I originally bought NeverWhere for my brother’s birthday present back in August, but turned out he already had it. So, I put it on my To Be Read pile, and sent him the Serenity essay book as a replacement.

So, I’ve read it, but like most of his books, I end up thinking, “Well. That was that.” I expect that this book will have no lasting impact on my life or worldview, but it was a fine distraction for a couple hours, much like Terry Pratchett’s stuff (whom he cowrote Good Omens with). It gave me something to read on a recent night when I couldn’t get back to sleep after Steakette had woken us up. So, there’s that.

Probably, I should have bought a copy of the Serenity essays for myself.

Book Log – Black Box Voting

Black Box Voting by Bev Harris with David Allen.

I’m not sure where to start with this one, except to say I felt a twinge of pointlessness when I cast my vote this morning on a Diebold touchscreen voting machine.

Ms. Harris paints a very bleak picture; some of it is making mountains out of molehills, but by and large she has done some important investigative reporting regarding the potential for chicanery in our modern voting system. Her central point, that we need a voting system that can be independently verified without specialized computer knowledge (basically, a paper version of the ballot as backup), is absolutely correct.

On a personally disturbing note, one chapter deals with the questionable ownership of voting machine companies. In particular, Peter Kiewit Sons, Inc., an Omaha company, is intricately involved with the voting machine company ES&S, and has a history of shady dealings with it’s large contracting services (highways and such things). The name Kiewit rang a bell with me, and when they mentioned Omaha, I remembered: Berkshire Hathaway world headquarters is at 1440 Kiewit Plaza, Omaha, NE. That made sense, though, as Kiewit is a major builder in Omaha.

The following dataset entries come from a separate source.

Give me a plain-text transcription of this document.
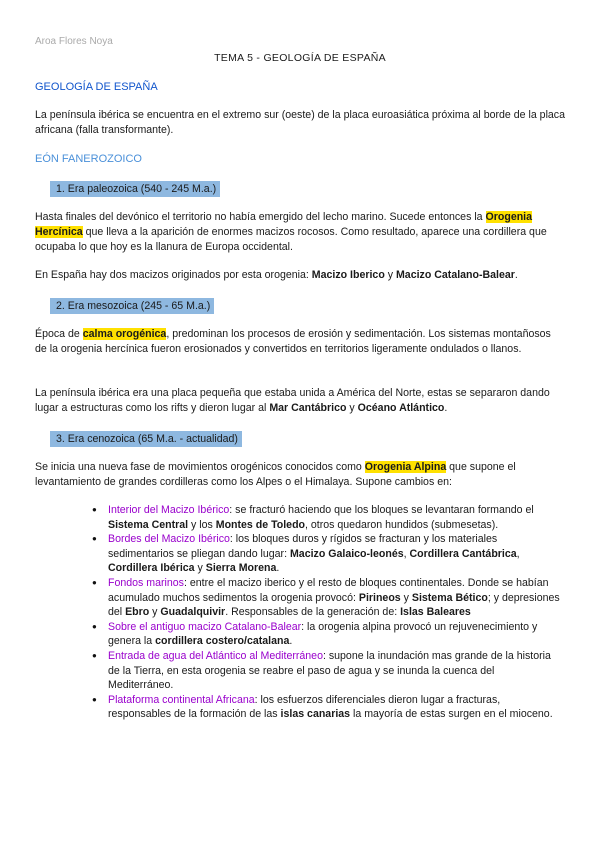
Aroa Flores Noya
TEMA 5 - GEOLOGÍA DE ESPAÑA
GEOLOGÍA DE ESPAÑA
La península ibérica se encuentra en el extremo sur (oeste) de la placa euroasiática próxima al borde de la placa africana (falla transformante).
EÓN FANEROZOICO
1. Era paleozoica (540 - 245 M.a.)
Hasta finales del devónico el territorio no había emergido del lecho marino. Sucede entonces la Orogenia Hercínica que lleva a la aparición de enormes macizos rocosos. Como resultado, aparece una cordillera que ocupaba lo que hoy es la llanura de Europa occidental.
En España hay dos macizos originados por esta orogenia: Macizo Iberico y Macizo Catalano-Balear.
2. Era mesozoica (245 - 65 M.a.)
Época de calma orogénica, predominan los procesos de erosión y sedimentación. Los sistemas montañosos de la orogenia hercínica fueron erosionados y convertidos en territorios ligeramente ondulados o llanos.
La península ibérica era una placa pequeña que estaba unida a América del Norte, estas se separaron dando lugar a estructuras como los rifts y dieron lugar al Mar Cantábrico y Océano Atlántico.
3. Era cenozoica (65 M.a. - actualidad)
Se inicia una nueva fase de movimientos orogénicos conocidos como Orogenia Alpina que supone el levantamiento de grandes cordilleras como los Alpes o el Himalaya. Supone cambios en:
● Interior del Macizo Ibérico: se fracturó haciendo que los bloques se levantaran formando el Sistema Central y los Montes de Toledo, otros quedaron hundidos (submesetas).
● Bordes del Macizo Ibérico: los bloques duros y rígidos se fracturan y los materiales sedimentarios se pliegan dando lugar: Macizo Galaico-leonés, Cordillera Cantábrica, Cordillera Ibérica y Sierra Morena.
● Fondos marinos: entre el macizo iberico y el resto de bloques continentales. Donde se habían acumulado muchos sedimentos la orogenia provocó: Pirineos y Sistema Bético; y depresiones del Ebro y Guadalquivir. Responsables de la generación de: Islas Baleares
● Sobre el antiguo macizo Catalano-Balear: la orogenia alpina provocó un rejuvenecimiento y genera la cordillera costero/catalana.
● Entrada de agua del Atlántico al Mediterráneo: supone la inundación mas grande de la historia de la Tierra, en esta orogenia se reabre el paso de agua y se inunda la cuenca del Mediterráneo.
● Plataforma continental Africana: los esfuerzos diferenciales dieron lugar a fracturas, responsables de la formación de las islas canarias la mayoría de estas surgen en el mioceno.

But a few days later, I was flipping through a compilation of Warren Buffett’s Letters to Shareholders where he mentions a new director coming onto the board: Walter Scott, Jr., of Peter Kiewit Sons. The description of Scott on the Berk site is Chairman of Level 3 Communications, a successor to certain businesses of Peter Kiewit Sons’ Inc. which is engaged in telecommunications and computer outsourcing.

More likely this gives credibility to Scott rather than detract from Berkshire, but I’m keeping my eyes open on this one.

The other personal connection has to do with the Georgia election a few years back which gets a lot of focus of the book. Ms. Harris details the sloppiness in upgrading and patching machine code at the last minute, without oversight or certification. I remembered that at the time of that election, I was in an improv group known as BRIC Comedy. One of the founders, Eric, also worked as a IT technician, and apparently he had the voter machine gig because he was called away from workshop on election night to deal with machines that were purportedly breaking down everywhere, much like what was described by Ms. Harris in her book.

An interesting epilogue that I discovered when surfing the web for more info on all this is that Bev Harris and David Allen split idealogically in 2004 as to how to fight this fight. One of them has BlackBoxVoting.org, the other BlackBoxVoting.com. Bev reportedly rewrote another edition of Black Box Voting to diminish the reporting of David Allen’s contributions. (David Allen published the first round of books, including the one I have thanks to , through his company Plan 9 Publishing).

Perhaps she was angry with him because, at least in the version I was reading, Pages 213-226 were missing, demonstrating that Plan 9 Publishing has much of the same production values as Plan 9 from Outer Space.